目次
- 体温を奪われる分、 脂肪が燃えやすくダイエット効果が高い
- 左右対称&表裏対称でジムで鍛えるよりバランスの良い体型になる
- 交感神経を抑えて副交感神経が優位となり、リラクセーション効果がある
- 泳ぐ速度の 3乗で負荷がアップして筋トレ効果もある
- 水圧で呼吸筋が発達して持久力が上がる
- 運動不足も不良姿勢もリセット。肩こりや腰痛が改善する。
- できないことができるようになり、自己効力感が高まる。
- 重心と浮心のズレを調整するためバランス能力が鍛えられる。
- 段階的着圧ウェアを着たようにむくみが取れやすい。
- 究極の全身運動。
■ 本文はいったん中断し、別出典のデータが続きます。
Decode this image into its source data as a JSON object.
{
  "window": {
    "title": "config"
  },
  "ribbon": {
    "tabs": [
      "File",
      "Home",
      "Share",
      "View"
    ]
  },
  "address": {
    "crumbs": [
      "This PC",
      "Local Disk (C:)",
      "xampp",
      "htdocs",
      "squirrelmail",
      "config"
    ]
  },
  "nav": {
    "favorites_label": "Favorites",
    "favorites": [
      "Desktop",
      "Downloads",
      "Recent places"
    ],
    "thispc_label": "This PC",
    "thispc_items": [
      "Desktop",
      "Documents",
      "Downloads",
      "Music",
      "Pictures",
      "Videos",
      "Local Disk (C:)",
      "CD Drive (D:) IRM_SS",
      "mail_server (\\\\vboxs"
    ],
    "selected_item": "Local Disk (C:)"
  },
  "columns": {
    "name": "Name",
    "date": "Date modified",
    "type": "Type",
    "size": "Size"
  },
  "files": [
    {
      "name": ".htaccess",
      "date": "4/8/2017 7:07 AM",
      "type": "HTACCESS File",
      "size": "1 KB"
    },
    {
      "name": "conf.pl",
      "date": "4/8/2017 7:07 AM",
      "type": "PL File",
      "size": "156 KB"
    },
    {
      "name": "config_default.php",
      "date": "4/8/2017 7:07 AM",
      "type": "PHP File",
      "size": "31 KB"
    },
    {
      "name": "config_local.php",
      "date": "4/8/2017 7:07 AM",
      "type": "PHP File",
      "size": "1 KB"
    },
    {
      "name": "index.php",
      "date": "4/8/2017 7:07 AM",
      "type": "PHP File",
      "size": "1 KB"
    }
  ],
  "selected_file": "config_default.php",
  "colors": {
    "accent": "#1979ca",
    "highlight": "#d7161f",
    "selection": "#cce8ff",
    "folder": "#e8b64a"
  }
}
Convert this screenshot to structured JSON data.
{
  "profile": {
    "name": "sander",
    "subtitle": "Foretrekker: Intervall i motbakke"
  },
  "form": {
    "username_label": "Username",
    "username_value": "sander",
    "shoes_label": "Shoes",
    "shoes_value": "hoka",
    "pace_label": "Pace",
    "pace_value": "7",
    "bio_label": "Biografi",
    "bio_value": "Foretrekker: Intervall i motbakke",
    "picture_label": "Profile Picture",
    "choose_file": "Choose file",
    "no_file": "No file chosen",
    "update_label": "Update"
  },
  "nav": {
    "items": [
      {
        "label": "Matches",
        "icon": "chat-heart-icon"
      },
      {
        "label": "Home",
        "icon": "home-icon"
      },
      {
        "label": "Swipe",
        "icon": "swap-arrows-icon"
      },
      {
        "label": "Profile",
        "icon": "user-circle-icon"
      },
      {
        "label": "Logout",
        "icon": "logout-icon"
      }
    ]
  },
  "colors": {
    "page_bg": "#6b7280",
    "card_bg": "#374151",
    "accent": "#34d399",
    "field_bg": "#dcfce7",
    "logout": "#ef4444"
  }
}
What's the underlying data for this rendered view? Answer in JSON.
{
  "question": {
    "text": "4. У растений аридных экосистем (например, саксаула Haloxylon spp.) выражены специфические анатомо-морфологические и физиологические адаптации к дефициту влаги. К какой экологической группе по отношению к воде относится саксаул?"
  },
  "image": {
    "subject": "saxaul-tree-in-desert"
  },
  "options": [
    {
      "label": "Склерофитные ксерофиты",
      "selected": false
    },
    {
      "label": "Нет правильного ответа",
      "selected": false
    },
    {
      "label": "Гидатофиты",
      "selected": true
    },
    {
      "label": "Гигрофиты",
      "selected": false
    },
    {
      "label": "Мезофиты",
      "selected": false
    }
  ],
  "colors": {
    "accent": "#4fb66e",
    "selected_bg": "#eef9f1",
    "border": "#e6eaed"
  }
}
機能性も高まる。
- 怪我をするリスクが低く、幅広い層が安全に行える。
- 子どもにとっては神経系の発達にもつながる。
体温を奪われる分、 脂肪が燃えやすくダイエット効果が高い
ランニングやウォーキングなどと同じように、水泳も有酸素運動(エアロビクス)。運動中に酸素を介して無駄な体脂肪を燃やしてくれるダイエット効果がある。
なかでも水泳は、他の有酸素運動よりもダイエット効果が高い。なぜなら、プールの水温は30度前後であり、空気より熱伝導率が高い水中で行う運動だからだ。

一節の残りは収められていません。